Kenninji – The Oldest Zen Temple
On the topic of temples, it would be a sin not to visit Kyoto’s oldest zen temple. Named after the tea ceremony’s founder, you’ll find many tea plants in the zen gardens. Art galleries provide a space for quiet contemplation, and the ceiling mural of two great dragons added in 2002 by Koizumi Junsaku illustrates the art of communication from the heart magnificently.
Ninen-zaka and Sannen-zaka
Kyoto isn’t all temples, shrines, and cocktail bars, however. You’ll certainly want to do some shopping during your stay, and where better than Ninen-zaka and Sannen-zaka streets? The shopping district leads to and from Kiyomizu-dera, with traditional wooden tea houses and shops lining both gently sloping roads.
Toei Kyoto Studio Park
We mentioned Japanese films earlier, and Toei Kyoto Studio Park is where all the magic happens. About 200 jidaigeki films (period pieces) are shot here every year, and you can easily rub shoulders with the strolling samurai and ninjas. There’s also the Optical Illusion Maze, Haunted House, Ninja Mystery House, and an anime museum to be found—think Disney World for Japanese culture!
Where to Stay In Kyoto?
This is a question open to much debate. Being a city of nearly 2,000 Buddhist temples and Shinto shrines, you can well imagine that Kyoto is best explored on foot (although you’ll also find cycling through the city a favorite local activity). If you want to stick to the top recommendations for tourists, then Downtown Kawaramachi is the best place to stay in Kyoto.

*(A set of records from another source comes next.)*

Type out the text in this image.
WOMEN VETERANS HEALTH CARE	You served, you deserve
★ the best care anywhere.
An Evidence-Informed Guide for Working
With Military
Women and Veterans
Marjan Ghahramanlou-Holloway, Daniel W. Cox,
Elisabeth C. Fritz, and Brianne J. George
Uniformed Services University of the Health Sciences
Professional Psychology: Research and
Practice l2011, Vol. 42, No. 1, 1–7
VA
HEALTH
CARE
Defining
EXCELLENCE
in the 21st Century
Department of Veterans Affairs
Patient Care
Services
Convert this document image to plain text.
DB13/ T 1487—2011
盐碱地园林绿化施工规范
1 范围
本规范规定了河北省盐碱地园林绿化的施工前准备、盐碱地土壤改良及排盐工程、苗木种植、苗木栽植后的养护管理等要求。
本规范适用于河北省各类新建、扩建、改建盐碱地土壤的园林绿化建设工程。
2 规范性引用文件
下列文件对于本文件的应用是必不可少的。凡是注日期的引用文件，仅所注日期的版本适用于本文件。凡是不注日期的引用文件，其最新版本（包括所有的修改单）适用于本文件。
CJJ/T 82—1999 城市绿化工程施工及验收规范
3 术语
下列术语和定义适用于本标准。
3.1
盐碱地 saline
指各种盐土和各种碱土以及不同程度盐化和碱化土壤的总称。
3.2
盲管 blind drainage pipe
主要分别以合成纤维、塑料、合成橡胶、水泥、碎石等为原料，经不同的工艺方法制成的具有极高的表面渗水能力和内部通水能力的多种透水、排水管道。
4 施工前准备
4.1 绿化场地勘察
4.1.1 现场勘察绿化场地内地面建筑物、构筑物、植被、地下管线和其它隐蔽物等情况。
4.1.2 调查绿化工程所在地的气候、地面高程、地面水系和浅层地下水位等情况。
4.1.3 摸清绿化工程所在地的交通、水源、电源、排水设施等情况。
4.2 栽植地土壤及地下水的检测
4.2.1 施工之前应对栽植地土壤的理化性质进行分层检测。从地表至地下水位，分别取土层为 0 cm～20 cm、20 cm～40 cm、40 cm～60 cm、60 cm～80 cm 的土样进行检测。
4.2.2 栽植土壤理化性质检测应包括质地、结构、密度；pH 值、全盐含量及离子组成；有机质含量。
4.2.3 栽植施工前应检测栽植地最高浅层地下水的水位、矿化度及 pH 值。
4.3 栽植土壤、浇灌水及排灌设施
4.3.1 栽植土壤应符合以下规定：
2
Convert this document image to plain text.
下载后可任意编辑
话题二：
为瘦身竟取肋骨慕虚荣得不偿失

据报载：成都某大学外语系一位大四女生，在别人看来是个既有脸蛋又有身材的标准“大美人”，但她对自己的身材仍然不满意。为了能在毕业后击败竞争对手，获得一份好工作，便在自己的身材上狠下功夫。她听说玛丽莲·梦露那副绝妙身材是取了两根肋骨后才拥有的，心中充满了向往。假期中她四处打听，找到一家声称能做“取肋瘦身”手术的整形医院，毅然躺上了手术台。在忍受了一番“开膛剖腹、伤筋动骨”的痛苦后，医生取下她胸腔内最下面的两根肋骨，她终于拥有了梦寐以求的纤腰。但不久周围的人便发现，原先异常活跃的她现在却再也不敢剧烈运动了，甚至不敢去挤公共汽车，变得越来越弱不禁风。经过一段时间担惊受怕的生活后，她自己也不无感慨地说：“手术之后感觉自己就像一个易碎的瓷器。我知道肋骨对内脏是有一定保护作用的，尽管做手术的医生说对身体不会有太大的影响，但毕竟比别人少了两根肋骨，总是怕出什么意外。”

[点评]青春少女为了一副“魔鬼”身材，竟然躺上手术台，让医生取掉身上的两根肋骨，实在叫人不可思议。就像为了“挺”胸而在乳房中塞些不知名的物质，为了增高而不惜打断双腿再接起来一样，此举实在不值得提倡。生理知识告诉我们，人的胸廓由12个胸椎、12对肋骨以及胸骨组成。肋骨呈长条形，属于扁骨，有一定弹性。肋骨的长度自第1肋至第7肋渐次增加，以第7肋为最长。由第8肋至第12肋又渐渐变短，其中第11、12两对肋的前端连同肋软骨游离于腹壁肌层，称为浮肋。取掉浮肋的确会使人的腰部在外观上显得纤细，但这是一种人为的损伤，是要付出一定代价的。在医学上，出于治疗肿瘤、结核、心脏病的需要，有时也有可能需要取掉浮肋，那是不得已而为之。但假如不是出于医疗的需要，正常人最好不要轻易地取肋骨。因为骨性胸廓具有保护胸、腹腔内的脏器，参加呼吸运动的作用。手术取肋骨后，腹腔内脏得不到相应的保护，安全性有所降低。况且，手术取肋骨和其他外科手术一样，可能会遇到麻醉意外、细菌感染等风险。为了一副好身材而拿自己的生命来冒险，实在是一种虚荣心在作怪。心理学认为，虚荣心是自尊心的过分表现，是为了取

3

The Royal Park Hotel Kyoto is our top recommendation, as it’s situated close to the Kamogawa River, Gion district (see below), and there are many varieties of shops and restaurants to choose from.
If you want to get away from the more popular tourist accommodations and get to the heart of Kyoto, then the following three options will tickle your fancy.
Hoshinoya: a traditional Japanese hotel situated a short distance out of the city, Hoshinoya is a picture of tranquility with Zen gardens in place of a TV. It’s only accessible by boat, but if you want to get away from the city bustle this is the place to stay.
Tawaraya: with the most comfortable sleeping futons in the world and the truest sense of omotenashi (hospitality), one of Kyoto’s oldest ryokan also boasts an incredible library. The staff is so intuitive, you’ll get the sense they know exactly what you want before you do!
Zen Buddhist Temples: no matter where you stay for the majority of your trip, you may want to consider spending at least one night in one of five Zen Buddhist temples that the Nippon Foundation have renovated the monks’ quarters of. These particular spots are closed to the public, but the head monk grants personal access to guests.
There’s so much that we haven’t had the space to showcase properly—such as the Nishiki Market, the Sodoh, and Gonbei, all three of which you’ll want to visit for a meal. But one of Kyoto’s greatest charms is the journey of discovery it opens itself up to.
Whether it’s your first time or your fiftieth, Kyoto is an experience that you’ll never forget—we guarantee it!